Павлу Михайловичу грозило раскулачивание, поскольку его отец, мой, стало быть, дедушка, владел отрубами, приобретенными во времена незавершенной Столыпинской реформы, и за несколько лет до коллективизации доставшимися при разделе ему, дяде Пашке. По совету моего отца младший его брат и отправился на сланцевые рудники в далекий город Гдов, куда раньше него перебралось из нашего села несколько «кандидатов» на раскулачивание.
После того, как Карюха окончательно ушла от нас на «обчий» двор, стал быстро рушиться наш собственный. Без своей лошади (колхозную не давали), без своего поля и своего надела лугов, которые сделались тоже «обчими», мы не могли заготовить ни соломы, ни сена, ни мякины (все это можно было добыть лишь на колхозном гумне, но это считалось бы воровством «обчественного», что жесточайше каралось). Короче говоря, уже ко второй колхозной зиме половина овец была продана, а вторая половина — сведена нами самими еще до наступления общеистребительного 1933-го. Попытались было оставить, пару ярчонок, но они без своих матерей и старой Козы почувствовали себя круглыми сиротами; выпущенные на заснеженный, кое-как убираемый двор, они тыкались глупыми своими мордами в плетень и непрерывно жалобно блеяли, буквально не находя себе места. Наказнившись на них, отец решил расстаться и с этим остатком недавно еще большой овечьей семьи.

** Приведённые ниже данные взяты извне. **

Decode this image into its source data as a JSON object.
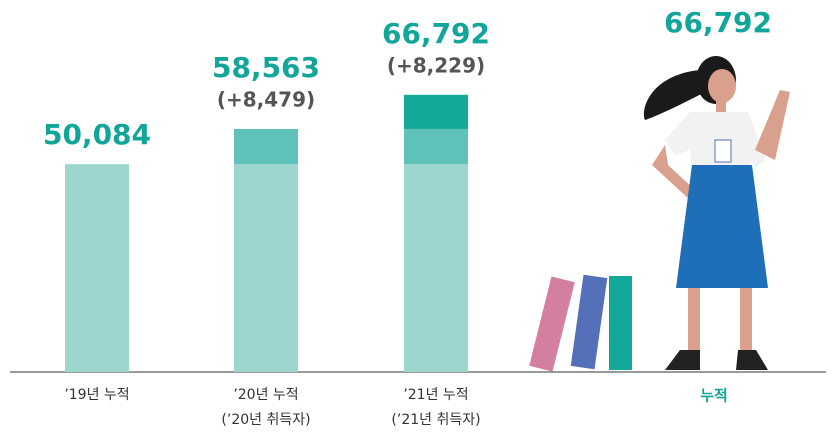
{
  "chart_data": {
    "type": "stacked_bar",
    "categories": [
      "’19년 누적",
      "’20년 누적",
      "’21년 누적"
    ],
    "subcategories": [
      null,
      "(’20년 취득자)",
      "(’21년 취득자)"
    ],
    "series": [
      {
        "color": "#9dd6cf",
        "values": [
          50084,
          50084,
          50084
        ]
      },
      {
        "color": "#5fc2ba",
        "values": [
          null,
          8479,
          8479
        ],
        "value_labels": [
          null,
          "(+8,479)",
          null
        ]
      },
      {
        "color": "#12a99a",
        "values": [
          null,
          null,
          8229
        ],
        "value_labels": [
          null,
          null,
          "(+8,229)"
        ]
      }
    ],
    "totals": {
      "values": [
        50084,
        58563,
        66792
      ],
      "value_labels": [
        "50,084",
        "58,563",
        "66,792"
      ]
    },
    "summary": {
      "value": 66792,
      "value_label": "66,792",
      "label": "누적"
    },
    "ylim": [
      0,
      80000
    ]
  }
}
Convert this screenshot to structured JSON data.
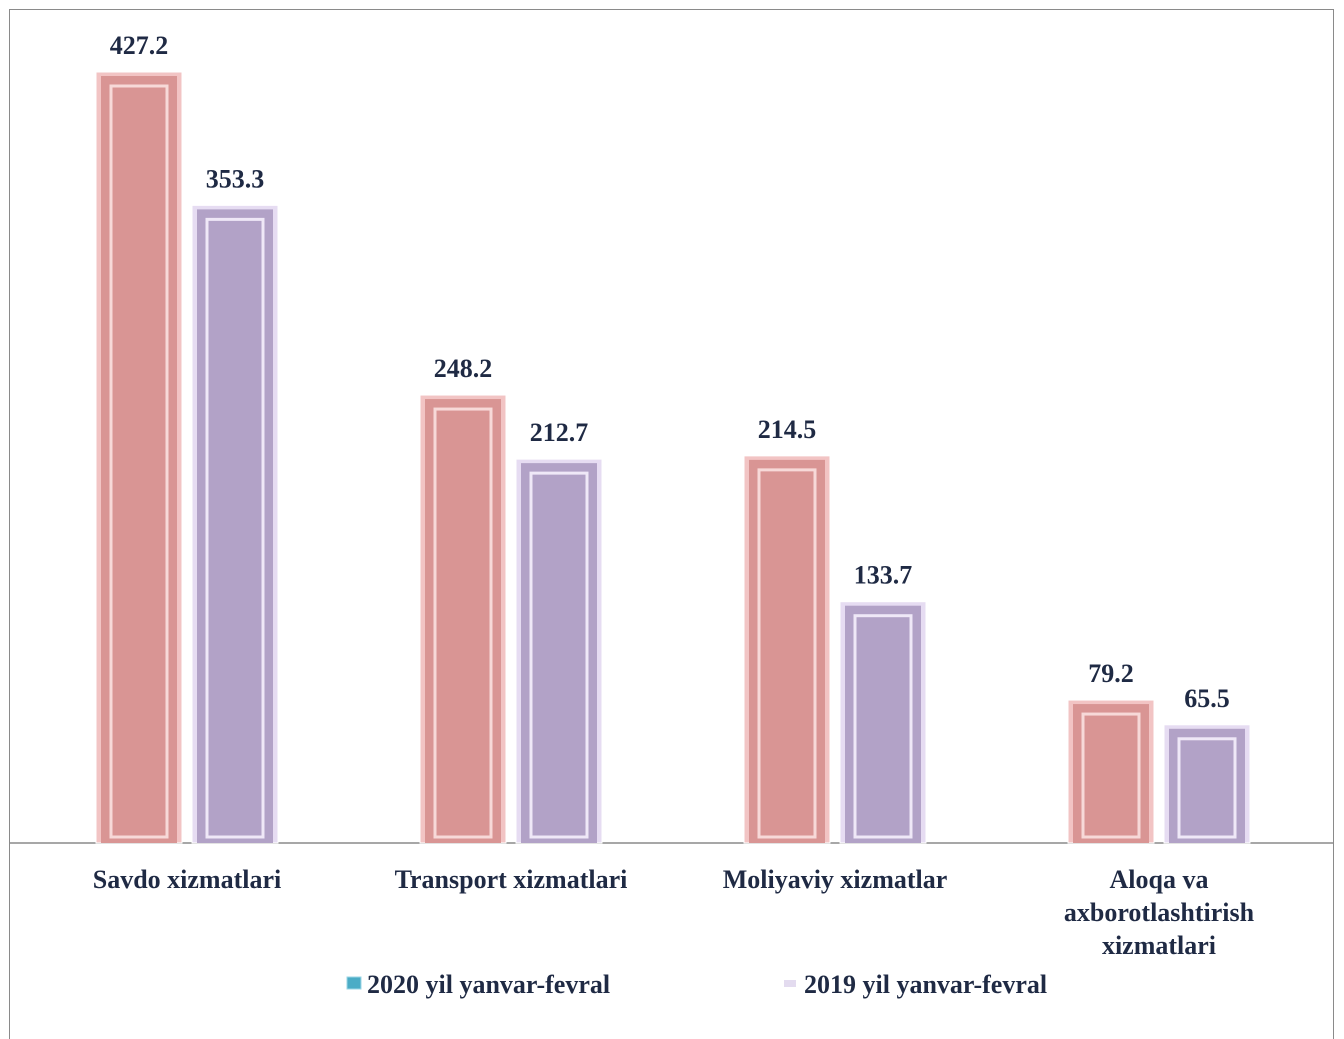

33-й встретили с одной Рыжонкой, которую все-таки можно было прокормить свеклой и тыквами, уродившимися, как всегда, в изобилии.
Правда, на заре можно еще было услышать кочетиное кукареканье. Но это уже не Петькин голос, а его внука, оставленного для трех молодок, взятых мамой у Тараканницы в последний год жизни этой удивительной курицы.
22
Толстая слега, которою прижимают воз соломы или сена, а также копну либо овин, как в данном случае.